C’est pour cette raison que le verset que nous venons de lire continue.

18 Ainsi donc, de même que par une seule faute la condamnation a atteint tous les hommes, de même par un seul acte d’acquittement la justification qui donne la vie s’étend à tous les hommes. (Romains 5.18)

Et si la vie de Christ avait été tellement parfaite que son accomplissement serait suffisamment grand pour nous couvrir nous tous ? Si Dieu, au lieu de nous considérer pour nos propres actes, venait à regarder tous ceux qui se placent sous la protection de Jésus de la même manière qu’il regarde Jésus ? Alors Dieu nous considérerait de la même manière que le seul être humain sur cette terre à avoir été juste : le Christ.

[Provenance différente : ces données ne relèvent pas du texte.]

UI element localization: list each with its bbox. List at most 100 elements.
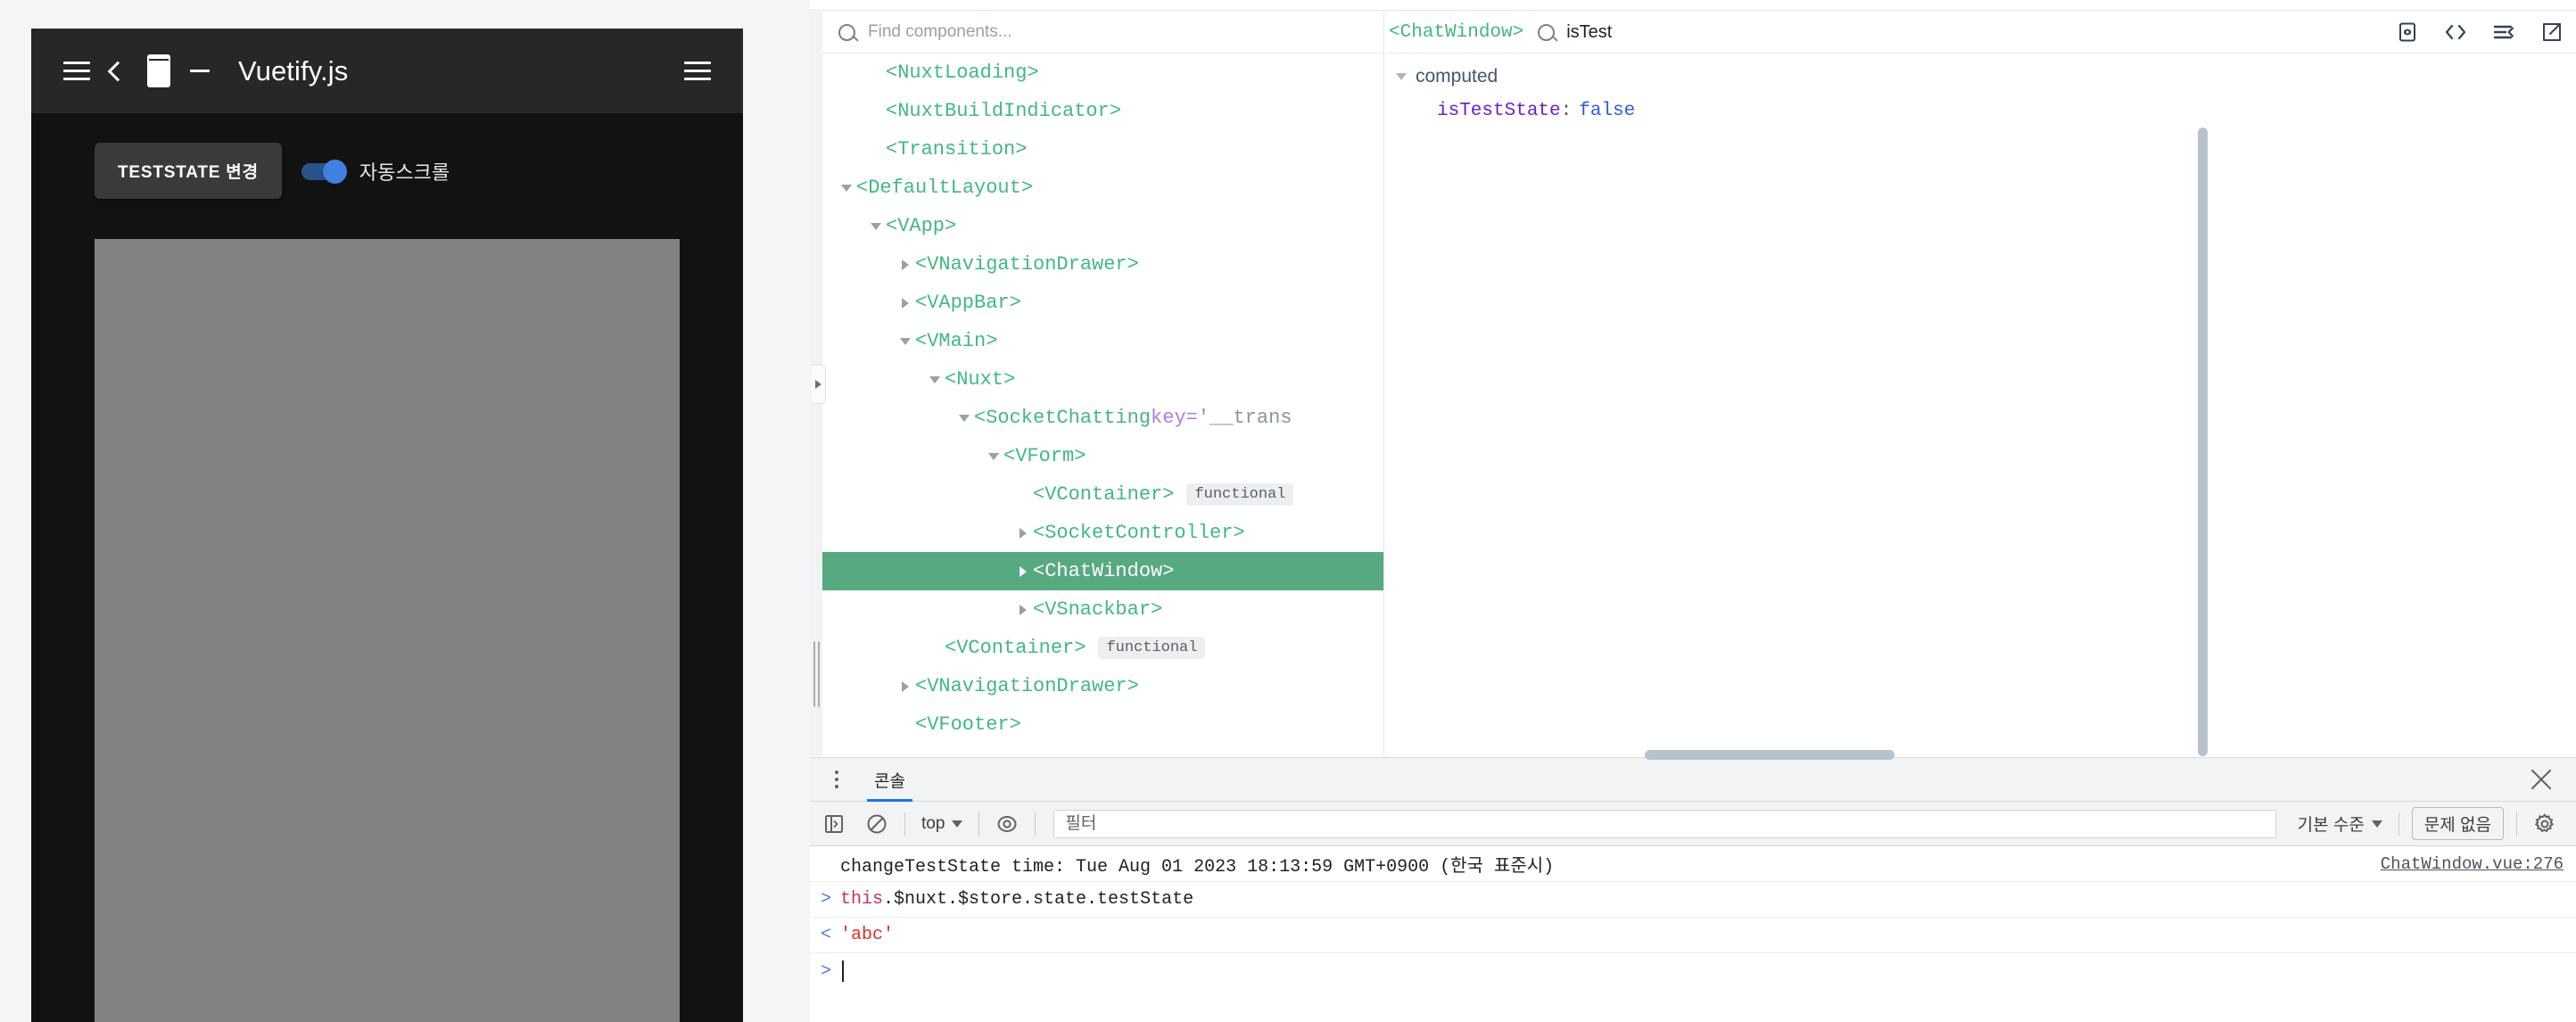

Est-ce que j’en suis digne ? Non. Est-ce que je le mérite ? Non. Mais Dieu accomplit toujours ses promesses. Cela va même plus loin, car d’une manière surnaturelle, Dieu nous donne un nouveau souffle de vie, par lequel Christ vient habiter en nous. Nous laissons derrière nous tout ce qui nous empêchait d’accomplir notre vocation et nous retenait pour enfin vivre comme image de Dieu sur terre ! Cette paix, cette joie, cette perfection, cet amour, cette plénitude que nous avons toujours recherché vient habiter en nous et nous rend représentants de Dieu sur terre ! Qu’allons-nous faire ? Allons-nous refléter Dieu ? Allons-nous utiliser tous les moyens que nous avons à notre disposition pour servir Dieu ? Allons-nous nous détourner du mal pour faire ce qui est bien ? C’est le moment de décider : oui, je vais le faire. Oui, je vais marcher en faisant ce qui est juste. Aujourd’hui est le bon jour pour enfin changer de style de vie.

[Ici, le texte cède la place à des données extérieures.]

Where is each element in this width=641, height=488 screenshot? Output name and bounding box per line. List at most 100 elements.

Vous avez vu comme c’est perfide ? Alors même qu’on se décide pour accueillir le Christ dans nos vies, on pense encore que nous allons pouvoir le faire par nos propres forces. Ce n’est pas que les efforts soient inutiles, mais ils sont insuffisants. Non, bien sûr qu’aujourd’hui je n’y arriverai pas ! Bien sûr qu’aujourd’hui encore, je serai tenté. Mais aujourd’hui, je crois que quelque chose a changé : Dieu va accomplir ses promesses dans ma vie. Il va restaurer l’image brisée qui est en moi, me faire marcher sur les pas de Jésus et refléter Dieu !

15 Le Fils est l’image du Dieu invisible, le premier-né de toute la création. […] 27 En effet, Dieu a voulu leur [à tous les saints, les chrétiens] faire connaître la glorieuse richesse de ce mystère parmi les non-Juifs, c’est-à-dire Christ en vous, l’espérance de la gloire.

Nous ne pouvons qu’implorer le secours de Dieu, et accueillir le salut qu’il nous offre en Jésus : c’est le seul moyen d’entrer dans la destinée que Dieu a mise en nous créant à son image.